John Cassavetes defined an entire approach to film-making; his work is distinctive in that he seems to have made a decision to include what most other directors would leave on the cutting-room floor. This makes for a wonderful, idiosyncratic ambiguity that is as bewildering as it is beautiful.
Ben Gazzara plays club-owner Cosmo Vitelli as a kind of Musilian Man Without Qualities and we are never sure of what he is thinking or feeling – an indeterminacy that makes for one of the greatest performances in modern cinema. In his hands the film-noir anti-hero becomes an even more mysterious and compelling figure in that his behaviour is ultimately revealed as being utterly humane.
There are two different versions – and they are very different – but for me the original 1976 cut has the edge, because the protagonist here is much less tidy, as is the film itself. The bones of a narrative remain but there is absolutely no exposition.
This version also features extended musical numbers from the stage of his club, the Crazy Horse West – drenched in a kind of Wiemar Republic decadence – which augment rather than diminish the sense of menace that pervades the film. And these odd vignettes in some way describe Cosmo, who has created them and who often has to coax performances from his employees, offering up a kind of wise stoicism, borne of anecdote and cod-philosophy, whilst his own life is in the balance.
And then there’s the shifting, sinister coterie of gangsters that orbit the lead – Seymour Cassel, Timothy Carey, Morgan Woodward, Robert Phillips – each played to perfection, each winding Cosmo further and further in to the set-up.
Even though Cassavetes famously balked at the inclusion of the hit itself – it makes an apposite centerpiece, for it demonstrates the lengths to which Vitelli will go to protect his unconventional family: the dancing girls, Mr Sophistication, and those that work his bar and wait his tables.

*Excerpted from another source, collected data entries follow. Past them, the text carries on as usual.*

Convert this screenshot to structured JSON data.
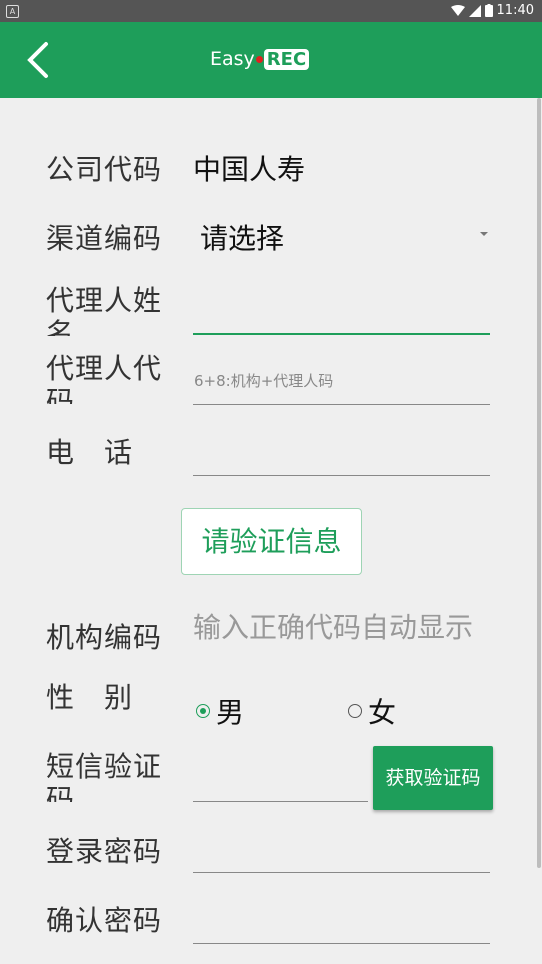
{
  "status_bar": {
    "time": "11:40",
    "notification_icon": "A"
  },
  "app_bar": {
    "logo_text": "Easy",
    "logo_badge": "REC"
  },
  "form": {
    "company_code": {
      "label": "公司代码",
      "value": "中国人寿"
    },
    "channel_code": {
      "label": "渠道编码",
      "value": "请选择"
    },
    "agent_name": {
      "label": "代理人姓名",
      "value": ""
    },
    "agent_code": {
      "label": "代理人代码",
      "placeholder": "6+8:机构+代理人码"
    },
    "phone": {
      "label": "电　话",
      "value": ""
    },
    "verify_button": "请验证信息",
    "org_code": {
      "label": "机构编码",
      "placeholder": "输入正确代码自动显示"
    },
    "gender": {
      "label": "性　别",
      "options": [
        "男",
        "女"
      ],
      "selected": "男"
    },
    "sms_code": {
      "label": "短信验证码",
      "button": "获取验证码"
    },
    "login_password": {
      "label": "登录密码"
    },
    "confirm_password": {
      "label": "确认密码"
    }
  },
  "colors": {
    "primary": "#1e9e5a",
    "status_bar": "#555555",
    "background": "#efefef"
  }
}
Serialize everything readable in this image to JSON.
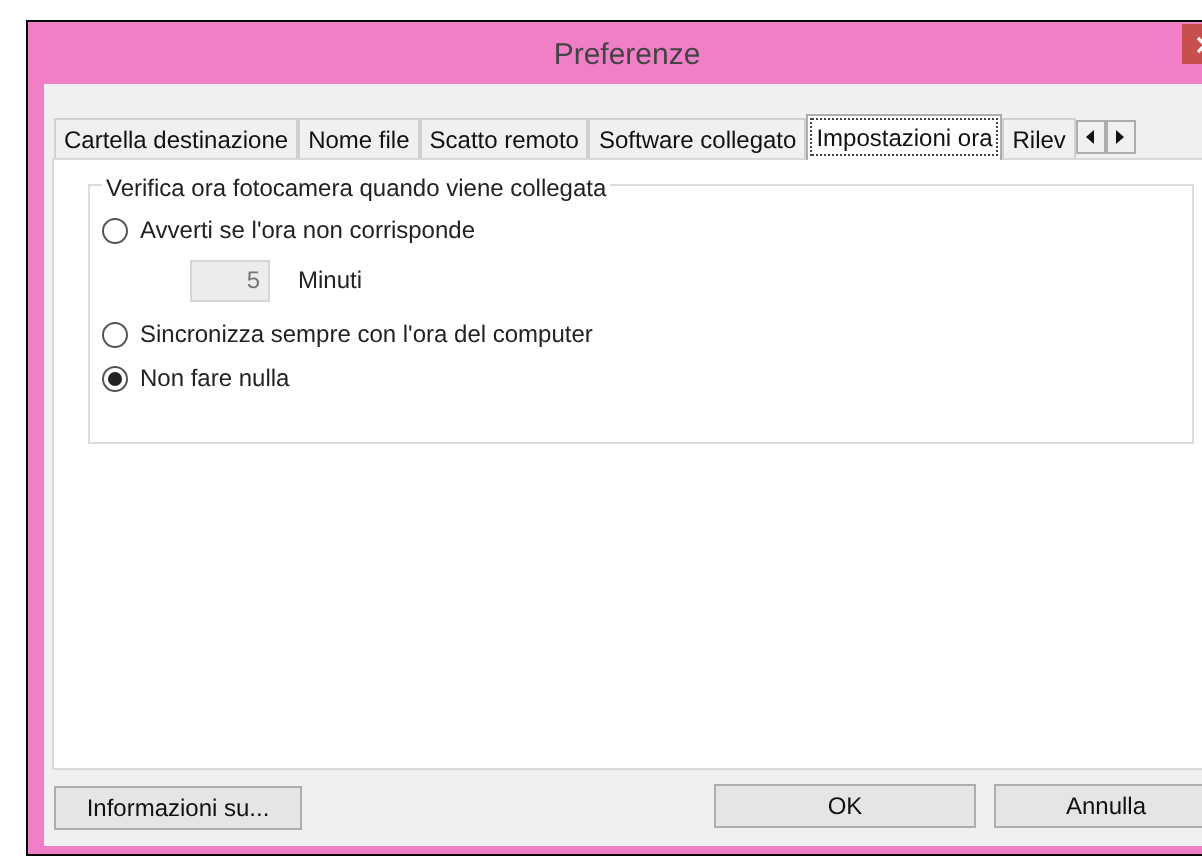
{
  "window": {
    "title": "Preferenze"
  },
  "tabs": [
    {
      "label": "Cartella destinazione",
      "selected": false
    },
    {
      "label": "Nome file",
      "selected": false
    },
    {
      "label": "Scatto remoto",
      "selected": false
    },
    {
      "label": "Software collegato",
      "selected": false
    },
    {
      "label": "Impostazioni ora",
      "selected": true
    },
    {
      "label": "Rilev",
      "selected": false
    }
  ],
  "group": {
    "title": "Verifica ora fotocamera quando viene collegata",
    "options": [
      {
        "label": "Avverti se l'ora non corrisponde",
        "selected": false
      },
      {
        "label": "Sincronizza sempre con l'ora del computer",
        "selected": false
      },
      {
        "label": "Non fare nulla",
        "selected": true
      }
    ],
    "minutes": {
      "value": "5",
      "unit": "Minuti",
      "disabled": true
    }
  },
  "buttons": {
    "about": "Informazioni su...",
    "ok": "OK",
    "cancel": "Annulla"
  }
}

The film reveals an unhinged, amoral world in which man finds himself alone and yet utterly in thrall to other people’s drive to dominate those around them. Nevertheless, even in this terrible, unforgiving place, one man can balance his foolish behaviour, bad decisions and private desolation with benevolence and empathy if he so chooses.
I try and watch it every so often, and it only gets better with repeated viewings. I can think of nothing else like it in modern American cinema.